In other words: you're not fat because you eat too much and don't exercise enough. You eat too much and don't exercise enough because you're fat.
Here's how the metabolic theory is supposed to work. Normally, after meals, insulin levels rise, and insulin tells the body to store the extra food as glycogen in the liver and as fat in the fat cells. It also tells the body not to break down any of that fat or glycogen to produce energy. You already have enough energy-producing substances from the food you just ate.
Between meals, insulin levels fall, so the process is reversed. Some glycogen is converted to glucose, and fats are released into the bloodstream (as fatty acids). The fatty acids as well as the glucose can be burned for energy.

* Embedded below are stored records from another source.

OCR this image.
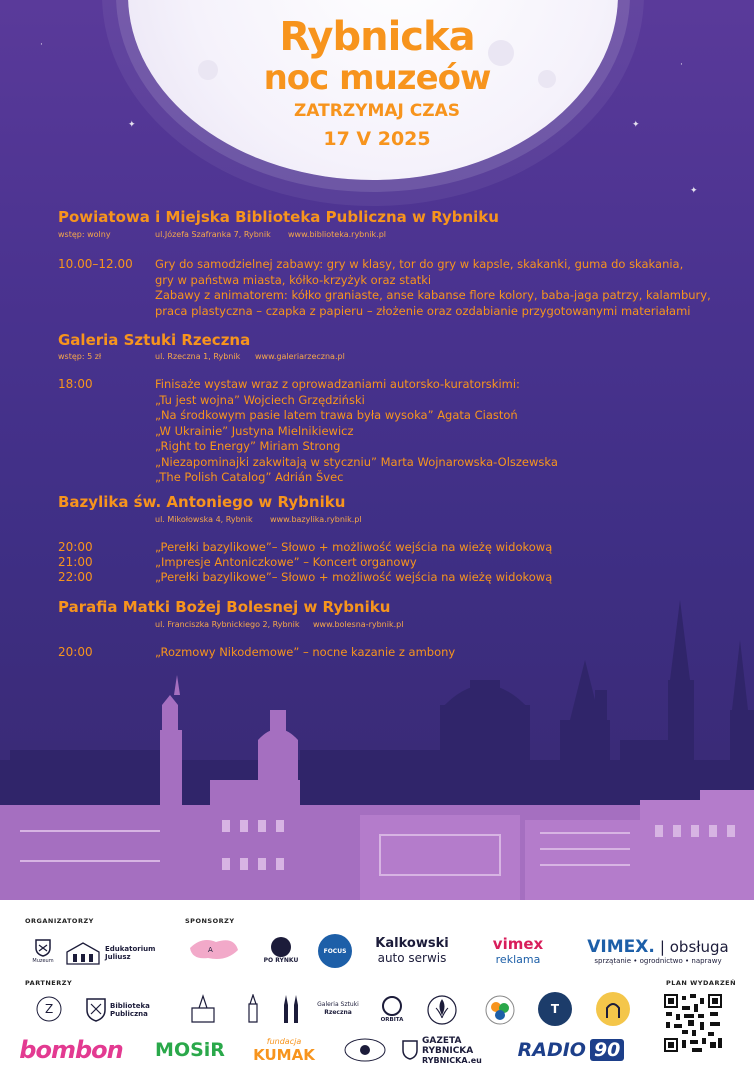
✦	✦
✦
·
·
Rybnicka
noc muzeów
ZATRZYMAJ CZAS
17 V 2025
Powiatowa i Miejska Biblioteka Publiczna w Rybniku
wstęp: wolny	ul.Józefa Szafranka 7, Rybnik www.biblioteka.rybnik.pl
10.00–12.00 Gry do samodzielnej zabawy: gry w klasy, tor do gry w kapsle, skakanki, guma do skakania,
gry w państwa miasta, kółko-krzyżyk oraz statki
Zabawy z animatorem: kółko graniaste, anse kabanse flore kolory, baba-jaga patrzy, kalambury,
praca plastyczna – czapka z papieru – złożenie oraz ozdabianie przygotowanymi materiałami
Galeria Sztuki Rzeczna
wstęp: 5 zł	ul. Rzeczna 1, Rybnik www.galeriarzeczna.pl
18:00	Finisaże wystaw wraz z oprowadzaniami autorsko-kuratorskimi:
„Tu jest wojna” Wojciech Grzędziński
„Na środkowym pasie latem trawa była wysoka” Agata Ciastoń
„W Ukrainie” Justyna Mielnikiewicz
„Right to Energy” Miriam Strong
„Niezapominajki zakwitają w styczniu” Marta Wojnarowska-Olszewska
„The Polish Catalog” Adrián Švec
Bazylika św. Antoniego w Rybniku
ul. Mikołowska 4, Rybnik www.bazylika.rybnik.pl
20:00	„Perełki bazylikowe”– Słowo + możliwość wejścia na wieżę widokową
21:00	„Impresje Antoniczkowe” – Koncert organowy
22:00	„Perełki bazylikowe”– Słowo + możliwość wejścia na wieżę widokową
Parafia Matki Bożej Bolesnej w Rybniku
ul. Franciszka Rybnickiego 2, Rybnik www.bolesna-rybnik.pl
20:00	„Rozmowy Nikodemowe” – nocne kazanie z ambony
ORGANIZATORZY	SPONSORZY
PARTNERZY	PLAN WYDARZEŃ
Muzeum
Edukatorium
Juliusz
A
PO RYNKU
FOCUS
Kalkowski
auto serwis
vimex
reklama
VIMEX. | obsługa
sprzątanie • ogrodnictwo • naprawy
Z	Biblioteka
Publiczna
Galeria Sztuki
Rzeczna
ORBITA
T
bombon MOSiR	fundacja
KUMAK
GAZETA
RYBNICKA
RYBNICKA.eu RADIO 90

In a healthy person, this process works very well. Your blood glucose levels stay pretty level, and you don't get hungry between meals.
But something in our modern lifestyle makes this system go crazy. According to the metabolic theory, this "something" is insulin. Insulin levels become too high because you eat too many processed carbohydrate foods. The high insulin levels then stimulate insulin resistance.
If all the cells in your body were equally sensitive to the insulin resistance, you might be OK. But the fat cells seem to become less insulin resistant than other cells. Imagine that your insulin levels doubled. If the insulin resistance in the muscle cells also doubled, the muscle cells would take up the usual amount of glucose from the blood. But if the insulin resistance in the fat cells remained the same, your fat cells would store twice as much fat. [The mathematics of all these effects is obviously more complex than this; I've simplified for the sake of argument.]
And because in order to store fat in the fat cells you'd remove both fatty acids and glucose from the blood, your blood would become deficient in energy-producing substances. As a result your body would tell you to eat -- and you'd get hungry. As an extra safety valve, your body would also tell you not to exercise, because it wouldn't want you to waste your "scarce" energy. You'd actually have a ton of energy stored in your fat cells, but because insulin levels were too high, that fat couldn't get out to be used.